Renewable energy and the institutional challenge: In need of a harmonious solution

DNHN - In the context of global energy transition becoming an irreversible trend, Vietnam has made remarkable strides in attracting investment in solar and wind power.

However, many renewable energy projects have fallen into a state of "limbo" due to administrative bottlenecks—particularly, the lack of a Commissioning Acceptance Certificate (CCA). According to a recent warning from the Ministry of Industry and Trade (MOIT), the risk of widespread and prolonged international disputes in the renewable energy sector cannot be taken lightly.

What lies ahead for the 173 clean energy projects stalled by the CCA hurdle?
What lies ahead for the 173 clean energy projects stalled by the CCA hurdle?.

This warning is not without merit. As of now, up to 173 clean energy projects are still awaiting the green light for commercial operation, mainly because they lack a CCA—a procedure that was not required at the time these projects went online between 2019 and 2021. Circular 10/2023, issued by MOIT in June 2023, was the first regulation to mandate the CCA as a prerequisite for obtaining an electricity operation license. However, applying this new rule retroactively has put many investors in a difficult position, even though they had complied with all the legal procedures valid at the time of their implementation.

Numerous petitions have been submitted to authorities by renewable energy associations, businesses, and investors. The shared sentiment is clear: the current obstacles did not stem from the mistakes of the enterprises themselves but rather from a mix of external institutional factors.

Even Conclusion No. 1027 by the Government Inspectorate acknowledges that the responsibility lies with all three parties involved—the project developers, Vietnam Electricity (EVN), and the Electricity Trading Company. What is needed now is collaboration, not avoidance.

With dozens of projects still stalled due to the lack of a CCA, many businesses report facing retroactive changes to Feed-in Tariffs (FIT), delayed payments, and arbitrary curtailments of output. These issues have frozen capital, disrupted credit flows, and steadily eroded market confidence. Statistics show that among approximately 15,000 MW of connected renewable capacity, the remaining outstanding loans exceed $10 billion. This figure represents more than just financial strain—it is a warning sign that the entire investment ecosystem is at risk of fragmentation if institutional barriers are not urgently resolved.

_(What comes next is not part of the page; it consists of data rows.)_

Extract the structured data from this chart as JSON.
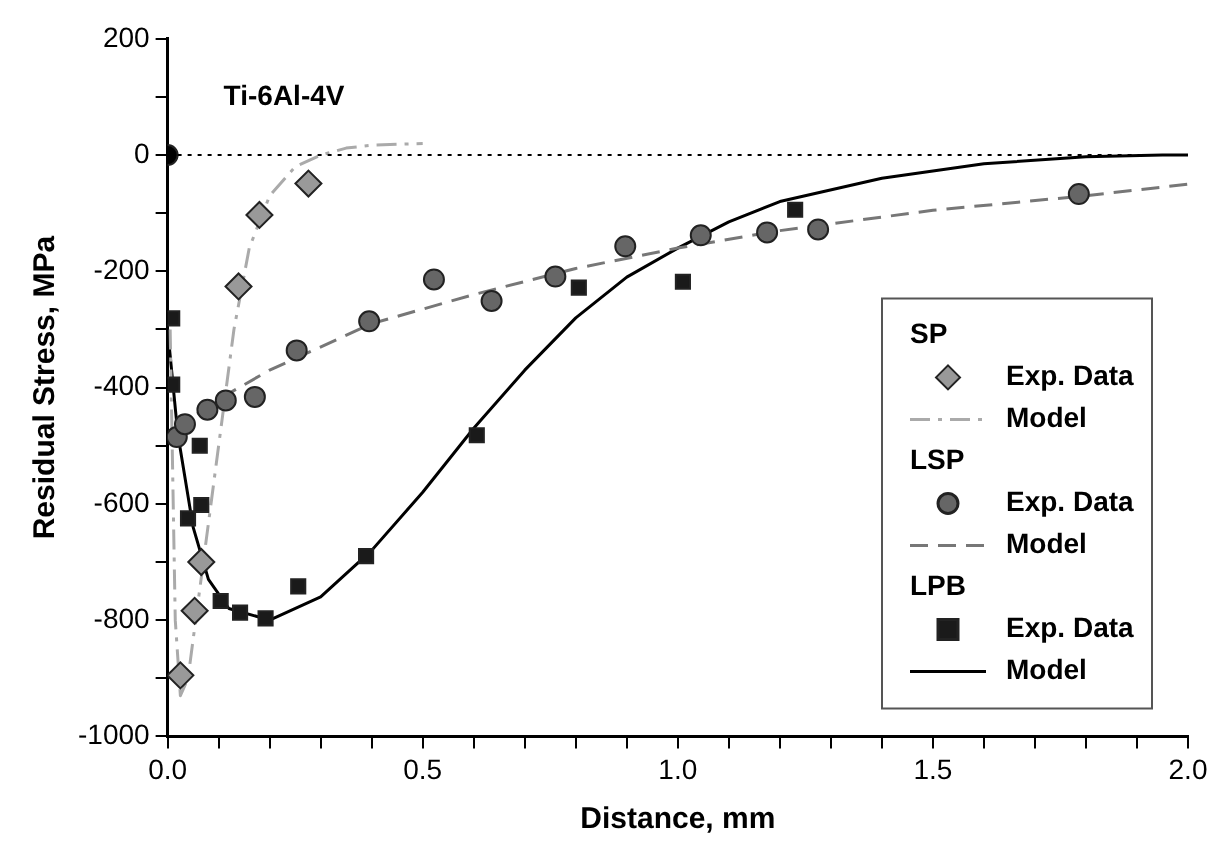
{
  "chart_data": {
    "type": "scatter",
    "xlabel": "Distance, mm",
    "ylabel": "Residual Stress, MPa",
    "annotations": [
      "Ti-6Al-4V",
      "SP",
      "LSP",
      "LPB"
    ],
    "xlim": [
      0,
      2.0
    ],
    "xticks": [
      {
        "value": 0,
        "label": "0.0"
      },
      {
        "value": 0.1,
        "label": null
      },
      {
        "value": 0.2,
        "label": null
      },
      {
        "value": 0.3,
        "label": null
      },
      {
        "value": 0.4,
        "label": null
      },
      {
        "value": 0.5,
        "label": "0.5"
      },
      {
        "value": 0.6,
        "label": null
      },
      {
        "value": 0.7,
        "label": null
      },
      {
        "value": 0.8,
        "label": null
      },
      {
        "value": 0.9,
        "label": null
      },
      {
        "value": 1.0,
        "label": "1.0"
      },
      {
        "value": 1.1,
        "label": null
      },
      {
        "value": 1.2,
        "label": null
      },
      {
        "value": 1.3,
        "label": null
      },
      {
        "value": 1.4,
        "label": null
      },
      {
        "value": 1.5,
        "label": "1.5"
      },
      {
        "value": 1.6,
        "label": null
      },
      {
        "value": 1.7,
        "label": null
      },
      {
        "value": 1.8,
        "label": null
      },
      {
        "value": 1.9,
        "label": null
      },
      {
        "value": 2.0,
        "label": "2.0"
      }
    ],
    "ylim": [
      -1000,
      200
    ],
    "yticks": [
      -1000,
      {
        "value": -900,
        "label": null
      },
      -800,
      {
        "value": -700,
        "label": null
      },
      -600,
      {
        "value": -500,
        "label": null
      },
      -400,
      {
        "value": -300,
        "label": null
      },
      -200,
      {
        "value": -100,
        "label": null
      },
      0,
      {
        "value": 100,
        "label": null
      },
      200
    ],
    "grid": false,
    "legend": "bottom right",
    "ref_lines": [
      {
        "axis": "y",
        "value": 0,
        "line_style": "dotted",
        "color": "#000000"
      }
    ],
    "series": [
      {
        "name": "Exp. Data",
        "type": "scatter",
        "marker": "diamond",
        "color": "#999999",
        "x": [
          0.025,
          0.053,
          0.066,
          0.139,
          0.18,
          0.276
        ],
        "values": [
          -895,
          -784,
          -700,
          -226,
          -103,
          -49
        ]
      },
      {
        "name": "Model",
        "type": "line",
        "marker": "none",
        "line_style": "dashdot",
        "color": "#aaaaaa",
        "x": [
          0.005,
          0.015,
          0.025,
          0.04,
          0.07,
          0.1,
          0.13,
          0.16,
          0.2,
          0.25,
          0.3,
          0.35,
          0.4,
          0.5
        ],
        "values": [
          -300,
          -800,
          -930,
          -900,
          -700,
          -500,
          -300,
          -160,
          -70,
          -20,
          0,
          12,
          17,
          20
        ]
      },
      {
        "name": "Exp. Data",
        "type": "scatter",
        "marker": "circle",
        "color": "#666666",
        "x": [
          0.018,
          0.034,
          0.078,
          0.114,
          0.171,
          0.253,
          0.395,
          0.522,
          0.635,
          0.76,
          0.897,
          1.045,
          1.175,
          1.275,
          1.786
        ],
        "values": [
          -485,
          -463,
          -438,
          -422,
          -416,
          -336,
          -286,
          -214,
          -251,
          -209,
          -157,
          -138,
          -133,
          -128,
          -67
        ]
      },
      {
        "name": "Model",
        "type": "line",
        "marker": "none",
        "line_style": "dashed",
        "color": "#777777",
        "x": [
          0.02,
          0.05,
          0.1,
          0.2,
          0.4,
          0.6,
          0.8,
          1.0,
          1.2,
          1.5,
          1.8,
          2.0
        ],
        "values": [
          -480,
          -450,
          -420,
          -370,
          -290,
          -240,
          -195,
          -160,
          -130,
          -95,
          -70,
          -50
        ]
      },
      {
        "name": "Exp. Data",
        "type": "scatter",
        "marker": "square",
        "color": "#1a1a1a",
        "x": [
          0.009,
          0.009,
          0.04,
          0.063,
          0.066,
          0.104,
          0.142,
          0.192,
          0.256,
          0.389,
          0.606,
          0.806,
          1.01,
          1.23
        ],
        "values": [
          -281,
          -395,
          -625,
          -500,
          -602,
          -767,
          -787,
          -797,
          -742,
          -690,
          -482,
          -228,
          -218,
          -94
        ]
      },
      {
        "name": "Model",
        "type": "line",
        "marker": "none",
        "line_style": "solid",
        "color": "#000000",
        "x": [
          0,
          0.02,
          0.05,
          0.08,
          0.12,
          0.2,
          0.3,
          0.4,
          0.5,
          0.6,
          0.7,
          0.8,
          0.9,
          1.0,
          1.1,
          1.2,
          1.4,
          1.6,
          1.8,
          1.95,
          2.0
        ],
        "values": [
          -300,
          -480,
          -640,
          -730,
          -780,
          -800,
          -760,
          -680,
          -580,
          -470,
          -370,
          -280,
          -210,
          -160,
          -115,
          -80,
          -40,
          -15,
          -3,
          0,
          0
        ]
      },
      {
        "type": "scatter",
        "marker": "circle",
        "color": "#000000",
        "x": [
          0
        ],
        "values": [
          0
        ]
      }
    ]
  }
}
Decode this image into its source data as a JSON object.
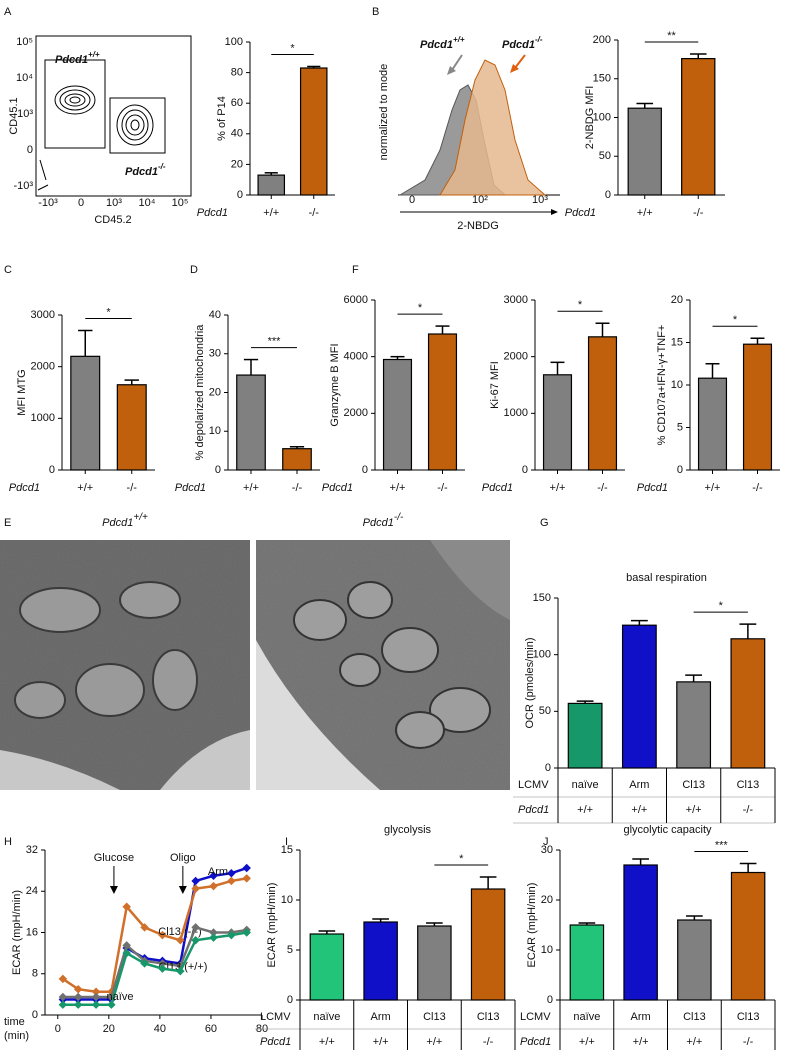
{
  "panel_letters": [
    "A",
    "B",
    "C",
    "D",
    "F",
    "E",
    "G",
    "H",
    "I",
    "J"
  ],
  "flow_plot": {
    "ylabel": "CD45.1",
    "xlabel": "CD45.2",
    "populations": [
      {
        "gene": "Pdcd1",
        "genotype": "+/+"
      },
      {
        "gene": "Pdcd1",
        "genotype": "-/-"
      }
    ],
    "xticks": [
      "-10³",
      "0",
      "10³",
      "10⁴",
      "10⁵"
    ],
    "yticks": [
      "10⁵",
      "10⁴",
      "10³",
      "0",
      "-10³"
    ]
  },
  "histogram_plot": {
    "ylabel": "normalized to mode",
    "xlabel": "2-NBDG",
    "populations": [
      {
        "gene": "Pdcd1",
        "genotype": "+/+"
      },
      {
        "gene": "Pdcd1",
        "genotype": "-/-"
      }
    ],
    "xticks": [
      "0",
      "10²",
      "10³"
    ]
  },
  "em_images": [
    {
      "gene": "Pdcd1",
      "genotype": "+/+"
    },
    {
      "gene": "Pdcd1",
      "genotype": "-/-"
    }
  ],
  "chart_data": [
    {
      "type": "bar",
      "ylabel": "% of P14",
      "group_label": "Pdcd1",
      "categories": [
        "+/+",
        "-/-"
      ],
      "values": [
        13,
        83
      ],
      "errors": [
        1.5,
        1
      ],
      "colors": [
        "#808080",
        "#c0600c"
      ],
      "ylim": [
        0,
        100
      ],
      "yticks": [
        0,
        20,
        40,
        60,
        80,
        100
      ],
      "significance": "*"
    },
    {
      "type": "bar",
      "ylabel": "2-NBDG MFI",
      "group_label": "Pdcd1",
      "categories": [
        "+/+",
        "-/-"
      ],
      "values": [
        112,
        176
      ],
      "errors": [
        6,
        6
      ],
      "colors": [
        "#808080",
        "#c0600c"
      ],
      "ylim": [
        0,
        200
      ],
      "yticks": [
        0,
        50,
        100,
        150,
        200
      ],
      "significance": "**"
    },
    {
      "type": "bar",
      "ylabel": "MFI MTG",
      "group_label": "Pdcd1",
      "categories": [
        "+/+",
        "-/-"
      ],
      "values": [
        2200,
        1650
      ],
      "errors": [
        500,
        90
      ],
      "colors": [
        "#808080",
        "#c0600c"
      ],
      "ylim": [
        0,
        3000
      ],
      "yticks": [
        0,
        1000,
        2000,
        3000
      ],
      "significance": "*"
    },
    {
      "type": "bar",
      "ylabel": "% depolarized mitochondria",
      "group_label": "Pdcd1",
      "categories": [
        "+/+",
        "-/-"
      ],
      "values": [
        24.5,
        5.5
      ],
      "errors": [
        4,
        0.5
      ],
      "colors": [
        "#808080",
        "#c0600c"
      ],
      "ylim": [
        0,
        40
      ],
      "yticks": [
        0,
        10,
        20,
        30,
        40
      ],
      "significance": "***"
    },
    {
      "type": "bar",
      "ylabel": "Granzyme B MFI",
      "group_label": "Pdcd1",
      "categories": [
        "+/+",
        "-/-"
      ],
      "values": [
        3900,
        4800
      ],
      "errors": [
        100,
        280
      ],
      "colors": [
        "#808080",
        "#c0600c"
      ],
      "ylim": [
        0,
        6000
      ],
      "yticks": [
        0,
        2000,
        4000,
        6000
      ],
      "significance": "*"
    },
    {
      "type": "bar",
      "ylabel": "Ki-67 MFI",
      "group_label": "Pdcd1",
      "categories": [
        "+/+",
        "-/-"
      ],
      "values": [
        1680,
        2350
      ],
      "errors": [
        220,
        240
      ],
      "colors": [
        "#808080",
        "#c0600c"
      ],
      "ylim": [
        0,
        3000
      ],
      "yticks": [
        0,
        1000,
        2000,
        3000
      ],
      "significance": "*"
    },
    {
      "type": "bar",
      "ylabel": "% CD107a+IFN-γ+TNF+",
      "group_label": "Pdcd1",
      "categories": [
        "+/+",
        "-/-"
      ],
      "values": [
        10.8,
        14.8
      ],
      "errors": [
        1.7,
        0.7
      ],
      "colors": [
        "#808080",
        "#c0600c"
      ],
      "ylim": [
        0,
        20
      ],
      "yticks": [
        0,
        5,
        10,
        15,
        20
      ],
      "significance": "*"
    },
    {
      "type": "bar",
      "title": "basal respiration",
      "ylabel": "OCR (pmoles/min)",
      "row_labels": [
        "LCMV",
        "Pdcd1"
      ],
      "categories": [
        "naïve",
        "Arm",
        "Cl13",
        "Cl13"
      ],
      "genotypes": [
        "+/+",
        "+/+",
        "+/+",
        "-/-"
      ],
      "values": [
        57,
        126,
        76,
        114
      ],
      "errors": [
        2,
        4,
        6,
        13
      ],
      "colors": [
        "#16986a",
        "#1010c8",
        "#808080",
        "#c0600c"
      ],
      "ylim": [
        0,
        150
      ],
      "yticks": [
        0,
        50,
        100,
        150
      ],
      "significance": "*"
    },
    {
      "type": "line",
      "ylabel": "ECAR (mpH/min)",
      "xlabel_lines": [
        "time",
        "(min)"
      ],
      "x": [
        2,
        8,
        15,
        21,
        27,
        34,
        41,
        48,
        54,
        61,
        68,
        74
      ],
      "xlim": [
        -5,
        80
      ],
      "xticks": [
        0,
        20,
        40,
        60,
        80
      ],
      "ylim": [
        0,
        32
      ],
      "yticks": [
        0,
        8,
        16,
        24,
        32
      ],
      "annotations": [
        {
          "text": "Glucose",
          "x": 22
        },
        {
          "text": "Oligo",
          "x": 49
        }
      ],
      "series": [
        {
          "name": "Arm",
          "color": "#1010c8",
          "values": [
            3,
            3,
            3,
            3,
            13,
            11,
            10.5,
            10,
            26,
            27,
            27.5,
            28.5
          ]
        },
        {
          "name": "Cl13 (-/-)",
          "color": "#d0702a",
          "values": [
            7,
            5,
            4.5,
            4.5,
            21,
            17,
            15.5,
            14.5,
            24.5,
            25,
            26,
            26.5
          ]
        },
        {
          "name": "Cl13 (+/+)",
          "color": "#707070",
          "values": [
            3.5,
            3.5,
            3.5,
            3.5,
            13.5,
            10.5,
            10,
            9.5,
            17,
            16,
            16,
            16.5
          ]
        },
        {
          "name": "naïve",
          "color": "#16986a",
          "values": [
            2,
            2,
            2,
            2,
            12,
            10,
            9,
            8.5,
            14.5,
            15,
            15.5,
            16
          ]
        }
      ]
    },
    {
      "type": "bar",
      "title": "glycolysis",
      "ylabel": "ECAR (mpH/min)",
      "row_labels": [
        "LCMV",
        "Pdcd1"
      ],
      "categories": [
        "naïve",
        "Arm",
        "Cl13",
        "Cl13"
      ],
      "genotypes": [
        "+/+",
        "+/+",
        "+/+",
        "-/-"
      ],
      "values": [
        6.6,
        7.8,
        7.4,
        11.1
      ],
      "errors": [
        0.3,
        0.3,
        0.3,
        1.2
      ],
      "colors": [
        "#22c47a",
        "#1010c8",
        "#808080",
        "#c0600c"
      ],
      "ylim": [
        0,
        15
      ],
      "yticks": [
        0,
        5,
        10,
        15
      ],
      "significance": "*"
    },
    {
      "type": "bar",
      "title": "glycolytic capacity",
      "ylabel": "ECAR (mpH/min)",
      "row_labels": [
        "LCMV",
        "Pdcd1"
      ],
      "categories": [
        "naïve",
        "Arm",
        "Cl13",
        "Cl13"
      ],
      "genotypes": [
        "+/+",
        "+/+",
        "+/+",
        "-/-"
      ],
      "values": [
        15,
        27,
        16,
        25.5
      ],
      "errors": [
        0.4,
        1.2,
        0.8,
        1.8
      ],
      "colors": [
        "#22c47a",
        "#1010c8",
        "#808080",
        "#c0600c"
      ],
      "ylim": [
        0,
        30
      ],
      "yticks": [
        0,
        10,
        20,
        30
      ],
      "significance": "***"
    }
  ]
}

Vietnam has committed to reaching net-zero emissions by 2050. To realize this pledge, the development of renewable energy must go beyond macro-level strategies and be translated into decisive, coordinated, and responsible actions at the implementation level.

The resolution of CCA-related project backlogs requires a flexible and pragmatic approach, not a rigid retroactive application of new rules. Regulatory bodies—especially EVN, as the intermediary electricity buyer—must urgently propose reasonable solutions.

Now is the time to reevaluate the role of institutions in safeguarding the legitimate interests of investors, while also preserving Vietnam’s reputation as a country making bold strides on the path toward clean energy transformation.